EPSRC Centre for Doctoral Training in Physical Sciences for Health (Sci-Phy-4-Health)

Lead Research Organisation: University of Birmingham
Department Name: School of Chemistry


We will train cohorts of graduates from different scientific backgrounds together in a unique interdisciplinary programme that combines physical sciences, computer sciences and biomedicine and breaks down the boundaries between these disciplines. They will apply this interdisciplinary training to develop underpinning new physical science research to address three key UK healthcare challenges:

- Rebuilding the ageing and diseased body
- Understanding cardiovascular disease
- Improving trauma and emergency medicine

The research programme will be underpinned by a multi-disciplinary taught programme and enhanced by transferable and project management skills training, as well as Knowledge Transfer and Public Engagement of Science activities.

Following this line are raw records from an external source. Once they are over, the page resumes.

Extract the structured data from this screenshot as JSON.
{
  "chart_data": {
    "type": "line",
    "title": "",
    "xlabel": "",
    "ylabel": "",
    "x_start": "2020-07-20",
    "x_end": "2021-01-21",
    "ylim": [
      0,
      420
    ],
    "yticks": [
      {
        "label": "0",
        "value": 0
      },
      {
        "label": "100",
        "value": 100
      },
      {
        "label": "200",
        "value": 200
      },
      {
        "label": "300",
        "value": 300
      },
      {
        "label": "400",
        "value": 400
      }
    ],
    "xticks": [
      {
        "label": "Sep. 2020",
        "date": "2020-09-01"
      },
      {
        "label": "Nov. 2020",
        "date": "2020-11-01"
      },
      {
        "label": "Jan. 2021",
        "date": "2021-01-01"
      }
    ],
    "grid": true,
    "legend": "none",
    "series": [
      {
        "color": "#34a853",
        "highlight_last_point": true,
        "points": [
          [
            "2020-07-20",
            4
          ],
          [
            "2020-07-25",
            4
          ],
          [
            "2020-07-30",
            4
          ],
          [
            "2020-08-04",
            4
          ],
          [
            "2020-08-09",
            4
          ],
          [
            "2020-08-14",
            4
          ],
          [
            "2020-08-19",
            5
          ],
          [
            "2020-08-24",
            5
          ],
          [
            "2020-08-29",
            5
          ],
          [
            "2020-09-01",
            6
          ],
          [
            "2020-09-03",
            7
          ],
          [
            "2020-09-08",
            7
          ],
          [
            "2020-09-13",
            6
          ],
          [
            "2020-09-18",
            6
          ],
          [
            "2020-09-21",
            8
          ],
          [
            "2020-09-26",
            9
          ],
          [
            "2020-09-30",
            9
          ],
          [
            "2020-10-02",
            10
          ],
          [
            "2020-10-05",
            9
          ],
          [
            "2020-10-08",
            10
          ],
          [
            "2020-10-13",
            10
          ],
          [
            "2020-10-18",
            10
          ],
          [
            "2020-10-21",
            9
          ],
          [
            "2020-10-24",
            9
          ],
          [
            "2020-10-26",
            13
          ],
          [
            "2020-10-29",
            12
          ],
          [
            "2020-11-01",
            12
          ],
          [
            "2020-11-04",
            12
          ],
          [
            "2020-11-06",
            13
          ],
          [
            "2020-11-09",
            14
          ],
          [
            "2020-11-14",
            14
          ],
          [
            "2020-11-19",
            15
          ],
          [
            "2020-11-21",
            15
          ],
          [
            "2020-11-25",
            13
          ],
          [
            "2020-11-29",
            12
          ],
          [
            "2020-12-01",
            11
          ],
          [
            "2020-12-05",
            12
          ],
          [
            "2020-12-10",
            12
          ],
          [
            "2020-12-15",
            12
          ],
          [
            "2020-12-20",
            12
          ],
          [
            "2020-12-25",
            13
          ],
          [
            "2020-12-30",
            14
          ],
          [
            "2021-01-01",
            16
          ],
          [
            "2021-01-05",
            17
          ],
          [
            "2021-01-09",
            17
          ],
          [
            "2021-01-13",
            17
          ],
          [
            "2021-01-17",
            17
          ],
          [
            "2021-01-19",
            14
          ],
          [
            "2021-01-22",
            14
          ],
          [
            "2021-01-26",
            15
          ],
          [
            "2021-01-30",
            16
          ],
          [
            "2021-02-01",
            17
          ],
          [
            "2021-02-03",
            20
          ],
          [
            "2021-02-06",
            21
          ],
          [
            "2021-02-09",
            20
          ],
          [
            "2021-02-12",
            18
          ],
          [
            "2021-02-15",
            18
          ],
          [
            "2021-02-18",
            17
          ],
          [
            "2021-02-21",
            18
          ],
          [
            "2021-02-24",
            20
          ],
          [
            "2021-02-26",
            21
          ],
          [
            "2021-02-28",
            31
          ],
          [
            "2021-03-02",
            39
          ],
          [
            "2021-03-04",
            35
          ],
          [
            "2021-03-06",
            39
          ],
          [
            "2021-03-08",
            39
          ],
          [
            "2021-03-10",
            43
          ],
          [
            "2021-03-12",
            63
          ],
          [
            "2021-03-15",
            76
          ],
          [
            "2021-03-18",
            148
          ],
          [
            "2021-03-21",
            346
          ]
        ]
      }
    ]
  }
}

The CDT builds on our four years experience of CDT training of physical scientists at the biomedical interface and harnesses the existing and dynamic research community of excellent physical scientists, distinguished for their ability to and commitment to research at the life science interface, together with a team of leading biomedical scientists and clinicians, with whom there are already established collaborations. This new CDT represents an evolution in our activities and new biomedical foci, while retaining the expertise, ethos and track record of promoting a change in culture at the Physical Science / Biomedicine interface, and of nurturing the next generation of researchers to develop the skills and experience required to explore new physical sciences for biology and healthcare, without the perceived cultural and language barriers.

The CDT addresses an identified need from our industrial partners for PhD scientists trained at the interface with biology and medicine, and able to communicate and research across these disciplines, such that they are flexible and innovative workers who can move between projects and indeed disciplines as company priorities evolve and change. This need is reflected in the involvement in and commitment to our bid from our industrial partners. They will co-fund students, offer placements and site-visits, deliver lectures as part of the training and monitor and advise on the training programme. The programme will also benefit from public sector involvement including the Diamond Light Source, local hospitals and Thinktank Science Museum.

Planned Impact

Discussion and consultation with our industrial partners, including major UK employers and SMEs, reveals a strong need for physical scientists trained at the interface with biology and medicine in order to maintain and increase UK competitiveness in biomedical technologies: an area of rapid growth with a global market already of more than $1 trillion. This same need is apparent in life science and healthcare industries with diverse business focuses, and these partner companies will be direct beneficiaries of our output of graduates trained in our CDT.

Our CDT will address this need by training across the disciplines and equipping the students with the research, career and communication skills needed to be the outstanding, flexible, innovative multidisciplinary researchers our partners require. Our graduates will be seeking to drive forward physical and computer science developments that forge healthcare advances and benefit society through enhanced health treatment and quality of life. They will be generating IP that benefits their employers and the UK economy. They will be excellent communicators able to inform and engage the public on the ethical issues of their work. And to support all these, they will have extensive networks of inter-personal contacts that will enhance and sustain their careers and impact. Thus the impact of our CDT training programme on UK industry and competitiveness will not just be during the CDT lifetime but far into the future.

Beyond our industrial partners and the UK economy, our students themselves will be beneficiaries because of the impact on their future careers and employment prospects. The interdisciplinary taught and research training and the career and communication skills trainings will give our students a unique and sought-after background and professional preparation. They will also benefit from the industrial input embedded in the training, the contacts with industrialists and public sector health researchers, and opportunities for site visits and placements in industry, public sector partners and overseas universities: All of these will provide contacts/platforms for the students to obtain positions (industrial or academic or public sector) on completion of their studies.

We will work in conjunction with our partner Thinktank, to communicate our results to the wider public. Our students will receive explicit training in public communication and put this into practice through a variety of Thinktank events. The ethos of wider communication we promote in our CDT will be embedded in those individual graduates throughout their subsequent careers, giving a sustained longer-term impact. Thinktank will benefit from the events that we hold in the museum and the displays we create with them, and the wider public will benefit not only through the events, but also in the longer term through the training of a generation of researchers who can discuss and engage the public on both the importance and ethical aspects that surround biomedical research and technology.

The research the students will undertake focuses on 3 key UK healthcare challenges: ageing, cardiovascular disease and emergency medicine. The state-of-the-art (2010) Queen Elizabeth acute hospital in Birmingham, one of Europe's largest hospitals and the regional centre for major trauma, is a partner in our programme and our supervisory team includes key on-site clinicians working in nationally important units on these topics. Their involvement, and those of our industry partners, provides a direct pathway to ensure developments can impact immediately on patients or be moved rapidly into clinical trials. Our training programme incorporates examples and requirements to move research from bench to bedside. Patentable outcomes will be exploited with UoB's Alta Innovations KT unit and brought to the attention of EPSRC and our partners. This impact will start during the CDT lifetime with potential to stretch far beyond.